Eliminating the first 100 years changes the p-value from 0.03 to 0.4 which changes the need to difference it becauset the time series becomes non-stationary.

## Building Models
### Using Arima

In [None]:
import pmdarima as pm

# auto-ARIMA
model = pm.auto_arima(train, start_p=1, start_q=1,
                         test='adf',
                         max_p=3, max_q=3, m=12,
                         start_P=0, seasonal=False,
                         d=None, D=1, trace=True,
                         error_action='ignore',  
                         suppress_warnings=True, 
                         stepwise=True)

model.summary()

In [13]:
# Forecast
preds, conf_int = model.predict(n_periods=test.shape[0], return_conf_int=True)

# plot the prediction and the actual test values
x_axis = np.arange(train.shape[0] + preds.shape[0])
x_years = x_axis + 1850  # Year starts at 1850

plt.plot(x_years[x_axis[:train.shape[0]]], train, alpha=0.75, label='training')
plt.plot(x_years[x_axis[train.shape[0]:]], preds, alpha=0.75, label='forecast')  # Forecasts
plt.plot(x_years[x_axis[train.shape[0]:]], test,alpha=0.75, label='actual')  # Test data
plt.fill_between(x_years[x_axis[-preds.shape[0]:]],
                 conf_int[:, 0], conf_int[:, 1],
                 alpha=0.1, color='b')
plt.title("Land Avg Temp forecasts - ARIMA")
plt.xlabel("Year")
plt.ylabel("Average Temperature per year")
plt.legend(loc='upper left', fontsize=8)
plt.show()

In [14]:
#Calculate the mean absolute percentage
mape = np.mean(np.abs(preds - test)/np.abs(test))
print((1-mape)*100) #print mape as an accuracy percentage

In [15]:
from sklearn.metrics import mean_squared_error
print(np.sqrt(mean_squared_error(test,preds)))

### Using SARIMA 
Adding seasonality to the model.

In [None]:
# Seasonal - fit stepwise auto-ARIMA
smodel = pm.auto_arima(train, start_p=0, start_q=0, d=1,
                         test='adf',
                         max_p=3, max_q=3, m=12,
                         start_P=0, start_Q=0,
                          seasonal=True, D=1, trace=True,
                         error_action='ignore',  
                         suppress_warnings=True, 
                         stepwise=True, n_fits=50)


In [None]:
smodel.summary()

In [None]:
# Forecast
preds, conf_int = smodel.predict(n_periods=test.shape[0], return_conf_int=True)

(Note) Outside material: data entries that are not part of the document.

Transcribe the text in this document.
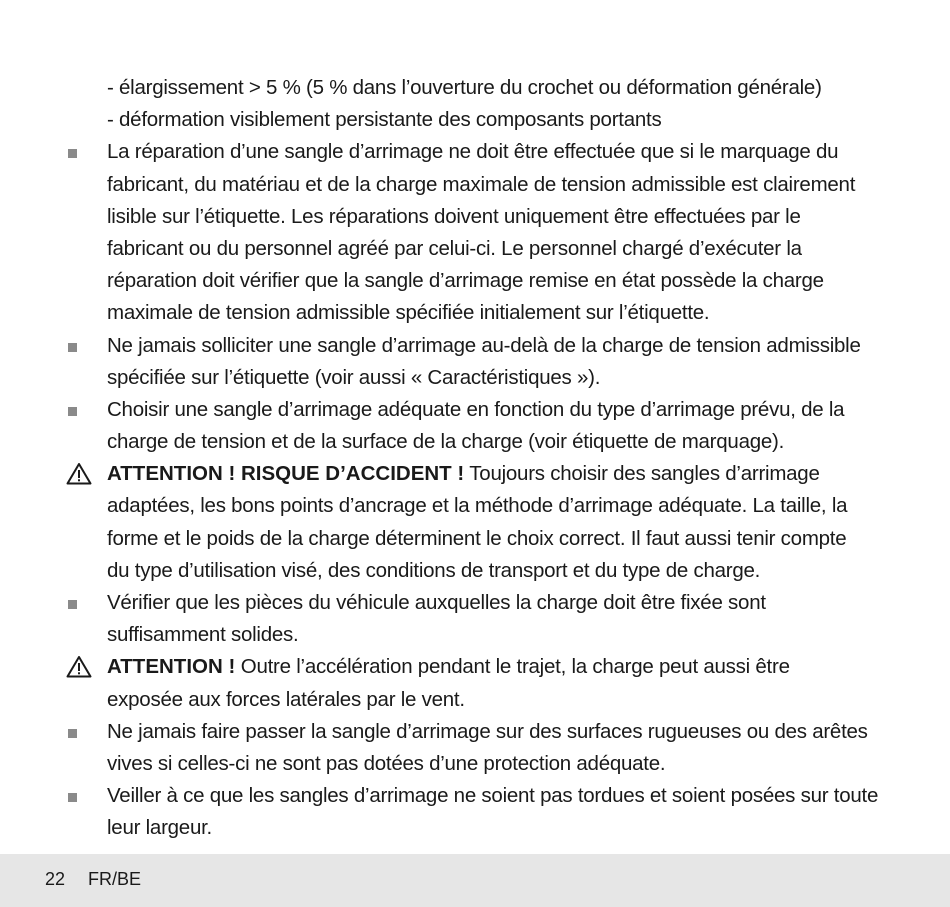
- élargissement > 5 % (5 % dans l’ouverture du crochet ou déformation générale)
- déformation visiblement persistante des composants portants
La réparation d’une sangle d’arrimage ne doit être effectuée que si le marquage du
fabricant, du matériau et de la charge maximale de tension admissible est clairement
lisible sur l’étiquette. Les réparations doivent uniquement être effectuées par le
fabricant ou du personnel agréé par celui-ci. Le personnel chargé d’exécuter la
réparation doit vérifier que la sangle d’arrimage remise en état possède la charge
maximale de tension admissible spécifiée initialement sur l’étiquette.
Ne jamais solliciter une sangle d’arrimage au-delà de la charge de tension admissible
spécifiée sur l’étiquette (voir aussi « Caractéristiques »).
Choisir une sangle d’arrimage adéquate en fonction du type d’arrimage prévu, de la
charge de tension et de la surface de la charge (voir étiquette de marquage).
ATTENTION ! RISQUE D’ACCIDENT ! Toujours choisir des sangles d’arrimage
adaptées, les bons points d’ancrage et la méthode d’arrimage adéquate. La taille, la
forme et le poids de la charge déterminent le choix correct. Il faut aussi tenir compte
du type d’utilisation visé, des conditions de transport et du type de charge.
Vérifier que les pièces du véhicule auxquelles la charge doit être fixée sont
suffisamment solides.
ATTENTION ! Outre l’accélération pendant le trajet, la charge peut aussi être
exposée aux forces latérales par le vent.
Ne jamais faire passer la sangle d’arrimage sur des surfaces rugueuses ou des arêtes
vives si celles-ci ne sont pas dotées d’une protection adéquate.
Veiller à ce que les sangles d’arrimage ne soient pas tordues et soient posées sur toute
leur largeur.
22 FR/BE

# plot the prediction and the actual test values
x_axis = np.arange(train.shape[0] + preds.shape[0])
x_years = x_axis + 1850  # Year starts at 1850

plt.plot(x_years[x_axis[:train.shape[0]]], train, alpha=0.75, label='training')
plt.plot(x_years[x_axis[train.shape[0]:]], preds, alpha=0.75, label='forecast')  # Forecasts
plt.plot(x_years[x_axis[train.shape[0]:]], test,alpha=0.75, label='actual')  # Test data
plt.fill_between(x_years[x_axis[-preds.shape[0]:]],
                 conf_int[:, 0], conf_int[:, 1],
                 alpha=0.1, color='b')
plt.title("Land Avg Temp forecasts - SARIMA")
plt.xlabel("Year")
plt.ylabel("Average Temperature per year")
plt.legend(loc='upper left', fontsize=8)
plt.show()

In [None]:
#Calculate the mean absolute percentage
mape = np.mean(np.abs(preds - test)/np.abs(test))
print((1-mape)*100) #print mape as an accuracy percentage

In [None]:
print(np.sqrt(mean_squared_error(test,preds)))

Using the Mean Absolute Percentage Error (MAPE), we have a 97.4% accuracy of the SARIMA model. Even if the mape of the ARIMA and SARIMA model are similar(97.4 and 97.2), from the images SARIMA seems to be doing a better job.  Looking at the image above it seems it under forcast the values of actual temperature after about the year 2000.